Of course, one could argue that all of these facts are why a campaign like this is so necessary. The more the union can bolster its image and drive audiences to Equity productions, the stronger the union will be when it comes to salary negotiations. And this is important. Equity does need to be a strong union, and it’s a difficult proposition when there’s such a vast supply of talent—which is constantly swelling as more and more young artists graduate from their university theater programs and move to the cities. Regardless, I can’t help but wonder if this is really the best way to go about it. Trying to appeal to audiences as a method by which to influence presenters certainly does make sense on the face of things. Mary McCall, the Executive Director of Actors’ Equity, has been quoted as saying that this campaign is "intended to thank local presenters for booking union shows," but I’m not so sure that’s how it comes off.
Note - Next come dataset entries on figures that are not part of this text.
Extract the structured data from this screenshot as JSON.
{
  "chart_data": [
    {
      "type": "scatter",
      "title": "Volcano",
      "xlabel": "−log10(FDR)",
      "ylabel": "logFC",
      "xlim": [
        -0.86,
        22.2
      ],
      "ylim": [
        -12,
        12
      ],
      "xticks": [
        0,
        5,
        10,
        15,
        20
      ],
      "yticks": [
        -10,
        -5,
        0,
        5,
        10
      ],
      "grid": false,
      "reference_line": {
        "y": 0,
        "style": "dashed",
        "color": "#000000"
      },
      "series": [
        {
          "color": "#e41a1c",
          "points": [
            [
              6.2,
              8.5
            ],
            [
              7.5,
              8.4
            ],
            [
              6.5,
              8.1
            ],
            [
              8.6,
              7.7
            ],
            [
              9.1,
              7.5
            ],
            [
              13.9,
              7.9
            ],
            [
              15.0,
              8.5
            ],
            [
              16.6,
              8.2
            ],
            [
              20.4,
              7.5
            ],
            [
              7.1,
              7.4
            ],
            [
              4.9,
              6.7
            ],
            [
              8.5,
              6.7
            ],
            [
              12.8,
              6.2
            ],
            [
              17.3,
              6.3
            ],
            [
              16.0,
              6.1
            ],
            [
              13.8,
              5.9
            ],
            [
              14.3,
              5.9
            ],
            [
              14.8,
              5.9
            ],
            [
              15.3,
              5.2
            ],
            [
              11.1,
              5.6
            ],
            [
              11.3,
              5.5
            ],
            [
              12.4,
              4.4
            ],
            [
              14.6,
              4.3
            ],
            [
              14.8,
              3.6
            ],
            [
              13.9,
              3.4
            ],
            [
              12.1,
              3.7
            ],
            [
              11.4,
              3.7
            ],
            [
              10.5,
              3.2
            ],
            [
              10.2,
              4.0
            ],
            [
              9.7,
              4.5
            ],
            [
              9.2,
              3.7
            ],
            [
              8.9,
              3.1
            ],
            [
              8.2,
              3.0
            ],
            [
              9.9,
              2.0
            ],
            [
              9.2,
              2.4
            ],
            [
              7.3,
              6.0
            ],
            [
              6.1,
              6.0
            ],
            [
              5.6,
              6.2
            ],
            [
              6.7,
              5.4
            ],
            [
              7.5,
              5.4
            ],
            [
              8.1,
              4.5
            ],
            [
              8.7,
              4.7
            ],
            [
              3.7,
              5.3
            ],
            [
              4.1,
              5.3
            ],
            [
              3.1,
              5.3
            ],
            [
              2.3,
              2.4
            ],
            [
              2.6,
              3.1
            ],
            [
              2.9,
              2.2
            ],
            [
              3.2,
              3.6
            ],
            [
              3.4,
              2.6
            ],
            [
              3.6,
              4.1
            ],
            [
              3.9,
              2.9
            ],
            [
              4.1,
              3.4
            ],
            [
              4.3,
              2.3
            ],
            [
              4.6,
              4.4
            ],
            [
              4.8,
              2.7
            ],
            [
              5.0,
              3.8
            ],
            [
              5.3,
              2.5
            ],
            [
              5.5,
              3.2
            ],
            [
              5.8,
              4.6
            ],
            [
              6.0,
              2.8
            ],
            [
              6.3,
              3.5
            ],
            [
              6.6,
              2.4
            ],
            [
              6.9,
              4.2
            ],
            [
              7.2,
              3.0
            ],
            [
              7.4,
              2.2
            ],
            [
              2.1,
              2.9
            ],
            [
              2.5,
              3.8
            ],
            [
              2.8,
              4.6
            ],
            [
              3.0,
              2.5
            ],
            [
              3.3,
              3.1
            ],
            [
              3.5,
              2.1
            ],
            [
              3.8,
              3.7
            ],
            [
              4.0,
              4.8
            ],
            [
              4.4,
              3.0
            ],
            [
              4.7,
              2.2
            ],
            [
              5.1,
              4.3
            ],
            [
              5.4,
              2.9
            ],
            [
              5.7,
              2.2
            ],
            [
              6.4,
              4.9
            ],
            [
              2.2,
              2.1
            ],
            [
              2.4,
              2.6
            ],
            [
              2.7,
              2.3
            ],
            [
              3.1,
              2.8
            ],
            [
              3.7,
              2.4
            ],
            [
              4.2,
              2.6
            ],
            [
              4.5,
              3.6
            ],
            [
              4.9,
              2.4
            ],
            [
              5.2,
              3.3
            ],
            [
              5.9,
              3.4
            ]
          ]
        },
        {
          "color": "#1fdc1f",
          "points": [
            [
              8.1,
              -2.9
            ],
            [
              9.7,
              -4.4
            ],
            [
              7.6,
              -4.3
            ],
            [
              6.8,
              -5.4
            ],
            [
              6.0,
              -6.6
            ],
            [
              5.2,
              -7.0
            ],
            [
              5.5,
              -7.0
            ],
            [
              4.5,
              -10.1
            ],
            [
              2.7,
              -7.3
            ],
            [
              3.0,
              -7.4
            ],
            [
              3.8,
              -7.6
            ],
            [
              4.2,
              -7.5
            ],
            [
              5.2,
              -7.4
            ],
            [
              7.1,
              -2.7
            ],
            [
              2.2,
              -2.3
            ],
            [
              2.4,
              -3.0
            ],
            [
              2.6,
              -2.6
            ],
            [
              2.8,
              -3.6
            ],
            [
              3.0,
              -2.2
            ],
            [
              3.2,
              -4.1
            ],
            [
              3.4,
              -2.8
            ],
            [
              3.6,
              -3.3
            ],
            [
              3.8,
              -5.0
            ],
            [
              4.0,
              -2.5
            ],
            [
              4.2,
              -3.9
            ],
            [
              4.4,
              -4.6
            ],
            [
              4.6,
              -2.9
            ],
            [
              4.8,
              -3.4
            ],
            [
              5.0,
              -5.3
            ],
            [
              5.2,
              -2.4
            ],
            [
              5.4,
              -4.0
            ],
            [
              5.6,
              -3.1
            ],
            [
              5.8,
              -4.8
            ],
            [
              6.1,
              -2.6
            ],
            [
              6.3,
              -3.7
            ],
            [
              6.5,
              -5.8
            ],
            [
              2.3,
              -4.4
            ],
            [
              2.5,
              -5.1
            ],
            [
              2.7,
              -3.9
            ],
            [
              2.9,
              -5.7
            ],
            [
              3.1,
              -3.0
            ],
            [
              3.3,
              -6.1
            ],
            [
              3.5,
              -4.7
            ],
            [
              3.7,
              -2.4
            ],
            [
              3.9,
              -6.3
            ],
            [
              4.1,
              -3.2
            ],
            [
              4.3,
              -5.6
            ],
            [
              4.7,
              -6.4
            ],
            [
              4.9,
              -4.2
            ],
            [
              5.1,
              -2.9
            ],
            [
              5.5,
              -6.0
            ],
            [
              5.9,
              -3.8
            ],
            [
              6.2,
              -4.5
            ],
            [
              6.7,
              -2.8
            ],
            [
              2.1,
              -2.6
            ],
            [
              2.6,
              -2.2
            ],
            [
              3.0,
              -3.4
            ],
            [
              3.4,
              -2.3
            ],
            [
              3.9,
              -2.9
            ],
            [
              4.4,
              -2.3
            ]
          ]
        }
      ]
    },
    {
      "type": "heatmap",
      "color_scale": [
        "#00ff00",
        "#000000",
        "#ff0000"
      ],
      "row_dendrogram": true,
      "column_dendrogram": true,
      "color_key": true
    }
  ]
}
All of the Equity touring productions playing in Chicago are listed on the website for this campaign. This is reasonable, sensible—aimed at informing audiences of their Equity options. All well and good. Then, below a stark, heavy, white line there’s a list of all the non-union touring productions playing in Chicago. Not even just tours of a comparable nature to the Equity productions playing (think along the lines of Rodgers and Hammerstein’s Cinderella), but those such as Evil Dead The Musical, which never appeared on Broadway and seems hardly comparable in terms of demographic draw. This all may seem at first glance to be just an incidental detail, but it strikes me as a pretty direct attack. Rather than simply touting the merits of Equity tours (which, as I’ve noted, can’t be taken entirely for granted), the fact that the site goes on to list and point a finger at the non-union productions seems to be a way of criticizing not only the presenters and producers of these tours, but also the performers themselves.

It seems necessary to clarify here that non-union actors aren’t scabs. They aren’t trying to bust the union. This isn’t a scene out of history textbooks or Newsies (union disputes, scabs, musical theater—it seems relevant). Most of them want to eventually join the union. Also, young artists who have gone Equity early on as a result of booking a tour often return home only to find that the majority of opportunities for young actors are in the non-union world. Non-union tours have their issues, undoubtedly, but they provide employment and opportunities for young actors not yet ready to go Equity—they allow for necessary flexibility. It seems strange for a union that represents actors to lash out at those who may well end up joining their ranks.

In a perfect world, Equity would be strong, every tour would be union, and more actors would be able to make a living doing what they love. I do think it’s possible for this to happen. But that simply isn’t the world we live in yet. It’s difficult for many actors to go union in the first place, and as a non-union performer, auditioning can often become just sitting around for twelve hours at an Equity Principal Audition before being told to go home. Non-union tours provide an avenue for younger, newer actors to make a living working and gaining experience that will help them on in the future. I’m certainly not advocating that Equity simply give up on tours, nor am I suggesting the union not advocate on behalf of its constituency. Should Equity be trying to protect itself and bolster the image of Equity productions? Of course—just not at the expense of actors who simply want to make a living doing what they love.